[Python-Dev] Rattlesnake progress

Tue, 19 Feb 2002 08:14:20 -0500 (EST)

On Mon, 18 Feb 2002, Tim Peters wrote:

> [Neil Schemenauer]
> > I've been working on Skip's rattlesnake and have made some progress.
> 
> Cool!  I encourage this.  That and 2 dollars will buy you a cup of coffee.
> 
> > Right now I'm trying to hack the compiler package and am looking for a
> > good reference on code generation.  I have the "New Dragon book" as well
> > as "Essentials of Programming Lanuages" but neither one seem to be
> > telling me want I want to know.  Any suggestions?
> 
> Write it in Python because you won't be happy with your first 2 or 3
> attempts.
> 
> Compiler books have historically been very heavy on front end issues, in
> large part because the theory of parsing is well understood.  What
> relatively little you can find on back end issues tends to be sketchy and
> severely limited by the author's personal experience.  In large part this is
> because almost no interesting optimization problem can be solved in linear
> time (whether it's optimal instruction selection, optimal register
> assignment, optimal instruction ordering, ...), so real-life back ends are a
> mountain of idiosyncratic heuristics.

This is true.
In fact, it's actually worse than "can be solved in linear time", it's 
"are currently thought/proved to be in NP".  For graph coloring register 
allocation algorithms, it's even worse (if you thought that was possible).  
You can't even approximate the chromatic number of the graph (IE, the 
number of colors, and therefore, registers, it would take to color it) 
to more than a certain degree in an absurd time bound.

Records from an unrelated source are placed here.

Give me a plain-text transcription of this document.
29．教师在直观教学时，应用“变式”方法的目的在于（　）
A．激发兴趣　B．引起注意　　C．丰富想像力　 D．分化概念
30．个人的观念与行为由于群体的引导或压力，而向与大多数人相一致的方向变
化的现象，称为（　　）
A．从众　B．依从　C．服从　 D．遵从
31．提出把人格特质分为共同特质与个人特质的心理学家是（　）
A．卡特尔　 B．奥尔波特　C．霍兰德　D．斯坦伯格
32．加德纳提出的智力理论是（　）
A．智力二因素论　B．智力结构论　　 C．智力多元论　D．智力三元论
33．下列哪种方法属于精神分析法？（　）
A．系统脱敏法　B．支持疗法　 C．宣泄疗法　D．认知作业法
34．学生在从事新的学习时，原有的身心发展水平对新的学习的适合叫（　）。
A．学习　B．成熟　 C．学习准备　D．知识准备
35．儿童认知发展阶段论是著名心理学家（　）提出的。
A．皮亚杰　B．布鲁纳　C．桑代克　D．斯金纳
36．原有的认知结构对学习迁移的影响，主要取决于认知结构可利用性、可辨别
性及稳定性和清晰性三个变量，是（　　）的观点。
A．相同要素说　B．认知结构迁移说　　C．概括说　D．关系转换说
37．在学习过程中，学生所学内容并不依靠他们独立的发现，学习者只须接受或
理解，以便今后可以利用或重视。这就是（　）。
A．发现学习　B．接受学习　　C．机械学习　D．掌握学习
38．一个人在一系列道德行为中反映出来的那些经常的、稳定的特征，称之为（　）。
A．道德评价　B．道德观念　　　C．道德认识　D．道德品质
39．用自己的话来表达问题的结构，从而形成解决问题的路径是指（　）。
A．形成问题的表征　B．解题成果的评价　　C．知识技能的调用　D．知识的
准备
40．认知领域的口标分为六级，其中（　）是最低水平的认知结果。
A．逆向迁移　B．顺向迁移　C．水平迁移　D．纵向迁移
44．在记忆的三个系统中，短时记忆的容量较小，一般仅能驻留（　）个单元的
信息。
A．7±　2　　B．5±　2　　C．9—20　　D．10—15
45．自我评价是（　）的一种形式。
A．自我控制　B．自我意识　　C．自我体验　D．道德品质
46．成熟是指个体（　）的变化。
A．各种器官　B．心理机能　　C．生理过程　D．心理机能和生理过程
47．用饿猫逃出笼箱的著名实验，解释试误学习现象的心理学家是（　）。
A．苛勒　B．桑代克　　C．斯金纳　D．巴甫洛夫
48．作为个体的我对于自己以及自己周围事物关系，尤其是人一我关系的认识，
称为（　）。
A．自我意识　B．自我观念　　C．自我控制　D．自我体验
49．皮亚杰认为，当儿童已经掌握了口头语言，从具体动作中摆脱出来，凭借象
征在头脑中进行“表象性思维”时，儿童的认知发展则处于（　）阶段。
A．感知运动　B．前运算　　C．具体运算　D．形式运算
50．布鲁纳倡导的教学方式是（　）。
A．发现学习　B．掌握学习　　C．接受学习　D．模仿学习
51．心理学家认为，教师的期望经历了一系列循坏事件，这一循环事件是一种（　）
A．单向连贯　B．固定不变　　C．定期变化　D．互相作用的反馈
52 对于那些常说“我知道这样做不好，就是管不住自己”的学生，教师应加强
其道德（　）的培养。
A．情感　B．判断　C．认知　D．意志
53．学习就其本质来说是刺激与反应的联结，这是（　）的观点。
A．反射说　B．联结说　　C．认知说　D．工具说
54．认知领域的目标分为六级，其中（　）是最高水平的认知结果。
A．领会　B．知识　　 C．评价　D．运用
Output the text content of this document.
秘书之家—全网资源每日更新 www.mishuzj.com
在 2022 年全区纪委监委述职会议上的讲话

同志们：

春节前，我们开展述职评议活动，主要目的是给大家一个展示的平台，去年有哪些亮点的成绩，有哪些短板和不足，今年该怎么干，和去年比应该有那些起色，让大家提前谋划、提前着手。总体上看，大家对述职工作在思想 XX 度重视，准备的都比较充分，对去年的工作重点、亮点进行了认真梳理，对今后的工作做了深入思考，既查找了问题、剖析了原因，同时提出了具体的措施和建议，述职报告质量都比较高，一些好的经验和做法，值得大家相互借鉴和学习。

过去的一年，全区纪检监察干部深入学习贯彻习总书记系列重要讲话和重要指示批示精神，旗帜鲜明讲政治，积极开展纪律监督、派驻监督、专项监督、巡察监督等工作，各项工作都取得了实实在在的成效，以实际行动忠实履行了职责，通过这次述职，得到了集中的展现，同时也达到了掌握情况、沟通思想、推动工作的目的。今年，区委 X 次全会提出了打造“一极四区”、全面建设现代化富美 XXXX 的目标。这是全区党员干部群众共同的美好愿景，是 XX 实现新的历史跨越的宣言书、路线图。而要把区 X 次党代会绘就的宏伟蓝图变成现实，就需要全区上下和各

However, you've missed the middle end, where a lot of 
interesting optimizations *can* be done in linear time or n log n time, 
and where most people now concentrate their time.

On an SSA graph, you can do at least the following in linear time or n 
log n time:

Partial Redundancy Elimination
Conditional Constant Propagation
Copy propagation
Dead store elimination
Dead load elimination
Global code motion
Global value numbering
Store motion
Load motion
Dead code elimination
Lots of loop optimizations
Lots of memory hiearchy optimizations

I've ignored interprocedural optimizations, including various pointer 
analyses that are linear time or close to it, because it would be harder 
to apply them to python.

 > 
> Excellent advice that almost nobody follows <0.5 wink>:  choose a flexible
> intermediate representation, then structure all your transformations as
> independent passes, such that the output of every pass is acceptable as the
> input to every pass. 

Everyone tries to do this these days, actually.
At least, from my working on gcc and looking at the source to tons of 
compilers each year.
You really need more than one level of IR to do serious optimization.
Tradeoff between losing valueable info (such as array indexing operations) 
vs. simplicity of writing optimization passes usually causes people to do 
some types optimization on higher level IR's (particularly, loop 
optimizations), while other optimization passes on lower IR's.

GCC is moving towards 3 IR's, a language independent tree IR, a mid-level 
RTL, and the current low-level RTL.

>  Then keep each pass focused, as simple as possible
> (for example, if a transformation may create regions of dead code, don't
> dare try to clean it up in the same pass, or contort the logic even a little
> bit to try to avoid creating dead code -- instead let it create all the dead
> code it wants, and (re)invoke a "remove dead code" pass afterwards).

Usually you don't hit this problem inside a single pass like DCE, because 
they iterate until nothing changes.

> One compiler I read about (but didn't have the pleasure of using) actually
> allowed you to specify the sequence of back end transformations on the
> cmdline, using a regular expression notation where, e.g.
> 
>    (hoist dead)+
> 
> meant "run the hoist pass followed by the dead code removal pass, one or
> more times, until a fixed point is reached".
> 
> Since none of that told you want to know either <wink>, what do you want to
> know?  Sounds like a legit topic for python-dev.